Puncta 23 September 2024
PW. St. Pius dari Petrelcina (Padre Pio)
Lukas 8: 16-18
FILOSOFI Jawa yang menyatakan bahwa “urip iku urup” mau menjelaskan bahwa hidup itu harus berdaya guna. Kalau diterjemahkan filosofi Jawa ini berarti hidup itu harus menyala. Maksudnya adalah agar hidup (urip) kita berguna atau mampu memberi “urup” atau nyala yakni manfaat kepada dunia sekitarnya.
Sebagaimana sebuah cahaya yang ditaruh di atas gantang agar menerangi sekitarnya, demikianlah hidup kita juga harus kita jalani agar dapat menerangi dunia sekitarnya. Hidup kita bermanfaat bagi kebaikan dunia.
Yesus memberi gambaran tentang hidup itu harus menyala atau bermanfaat bagi dunia sekitarnya dengan berkata, “Tidak ada orang yang menyalakan pelita lalu menutupinya dengan tempayan atau menempatkannya di bawah tempat tidur, tetapi ia menempatkannya di atas kaki dian, supaya semua orang yang masuk ke dalam rumah dapat melihat cahayanya.”

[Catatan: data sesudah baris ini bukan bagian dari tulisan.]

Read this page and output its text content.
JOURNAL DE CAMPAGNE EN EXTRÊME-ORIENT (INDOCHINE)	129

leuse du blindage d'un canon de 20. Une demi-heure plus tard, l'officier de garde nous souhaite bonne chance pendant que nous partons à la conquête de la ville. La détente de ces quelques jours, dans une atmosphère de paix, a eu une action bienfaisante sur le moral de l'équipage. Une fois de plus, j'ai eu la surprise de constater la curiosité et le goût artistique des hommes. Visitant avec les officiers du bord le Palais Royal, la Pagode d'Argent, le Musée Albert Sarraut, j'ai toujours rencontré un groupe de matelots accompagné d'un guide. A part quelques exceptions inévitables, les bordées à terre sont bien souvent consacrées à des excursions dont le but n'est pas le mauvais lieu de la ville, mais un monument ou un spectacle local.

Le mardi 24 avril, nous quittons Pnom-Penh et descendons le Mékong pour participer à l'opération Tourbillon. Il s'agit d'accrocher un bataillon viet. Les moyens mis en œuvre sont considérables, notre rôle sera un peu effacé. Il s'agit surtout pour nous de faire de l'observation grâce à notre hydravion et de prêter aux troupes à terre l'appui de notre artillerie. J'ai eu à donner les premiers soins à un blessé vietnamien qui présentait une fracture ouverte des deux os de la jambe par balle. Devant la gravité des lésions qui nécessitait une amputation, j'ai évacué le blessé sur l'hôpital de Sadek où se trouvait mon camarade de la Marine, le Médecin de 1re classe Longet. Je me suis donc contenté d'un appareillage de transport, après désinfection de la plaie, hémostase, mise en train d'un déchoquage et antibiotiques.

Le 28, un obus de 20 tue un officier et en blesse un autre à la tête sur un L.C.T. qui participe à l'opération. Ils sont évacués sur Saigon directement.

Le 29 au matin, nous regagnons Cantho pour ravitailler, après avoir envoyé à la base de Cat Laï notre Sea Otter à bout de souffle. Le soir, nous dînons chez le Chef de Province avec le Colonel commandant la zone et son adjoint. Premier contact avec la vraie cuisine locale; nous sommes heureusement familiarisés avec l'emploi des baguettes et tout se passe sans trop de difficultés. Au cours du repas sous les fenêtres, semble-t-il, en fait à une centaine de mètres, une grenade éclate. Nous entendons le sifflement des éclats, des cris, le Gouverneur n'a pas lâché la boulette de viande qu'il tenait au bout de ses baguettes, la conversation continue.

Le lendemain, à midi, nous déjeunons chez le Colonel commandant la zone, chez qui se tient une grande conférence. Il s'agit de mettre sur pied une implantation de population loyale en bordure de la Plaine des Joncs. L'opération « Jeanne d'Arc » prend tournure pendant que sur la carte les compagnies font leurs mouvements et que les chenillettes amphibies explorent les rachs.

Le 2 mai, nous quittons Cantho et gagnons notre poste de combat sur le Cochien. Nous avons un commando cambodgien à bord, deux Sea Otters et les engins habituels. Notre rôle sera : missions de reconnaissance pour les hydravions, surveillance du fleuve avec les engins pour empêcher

Hidup itu harus berguna. Apakah hidup seekor “laron” atau anai-anai itu berguna?
Kalau awal musim hujan mengguyur bumi, biasanya laron atau anai-anai akan muncul dari lubang persembunyiannya. Ratusan bahkan ribuan laron terbang ke udara menikmati kebebasan.
Tetapi dalam sekejap mereka akan disambar oleh burung-burung menjadi makanannya. Atau, kalau merayap di tanah, mereka akan dipatuk ayam, dimakan cicak atau binatang lainnya. Manusia pun juga senang menangkapnya untuk dijadikan lauk penuh protein.
Ada juga laron yang tanggal sayap-sayapnya. Mereka akan mencari teman senasib dan berjalan beriringan untuk saling menolong dan menyelamatkan diri mencari lubang persembunyian yang aman.
Mereka berdua berjalan seperti kereta api saling terikat satu sama lain. Tolong menolong sebagai teman senasib. Ternyata hidup laron yang hanya sesaat itu sangat berguna bagi lingkungan sekitarnya.
Kendati hidup laron atau anai-anai itu hanya sesaat dan sekejap, tetapi mereka telah memberi manfaat bagi sekitarnya. “Urip iku Urup” itulah yang dihayati si laron atau anai-anai.
Muncul di bumi hanya sebentar, terbang menikmati kebebasan sesaat. Habis itu lalu lenyap. Mereka memberi kehidupan bagi makhluk lainnya.
Apakah hidup kita juga bisa memberi nyala manfaat bagi dunia sekitarnya? Apakah kita sudah menghayati filosofi ”Urip iku Urup” dalam hidup kita?
Naik jet pribadi menuju Canada,
Untuk membeli tas dari kulit buaya.
Hidup akan penuh warna bahagia,
Jika kita mau berbagi dengan sesama.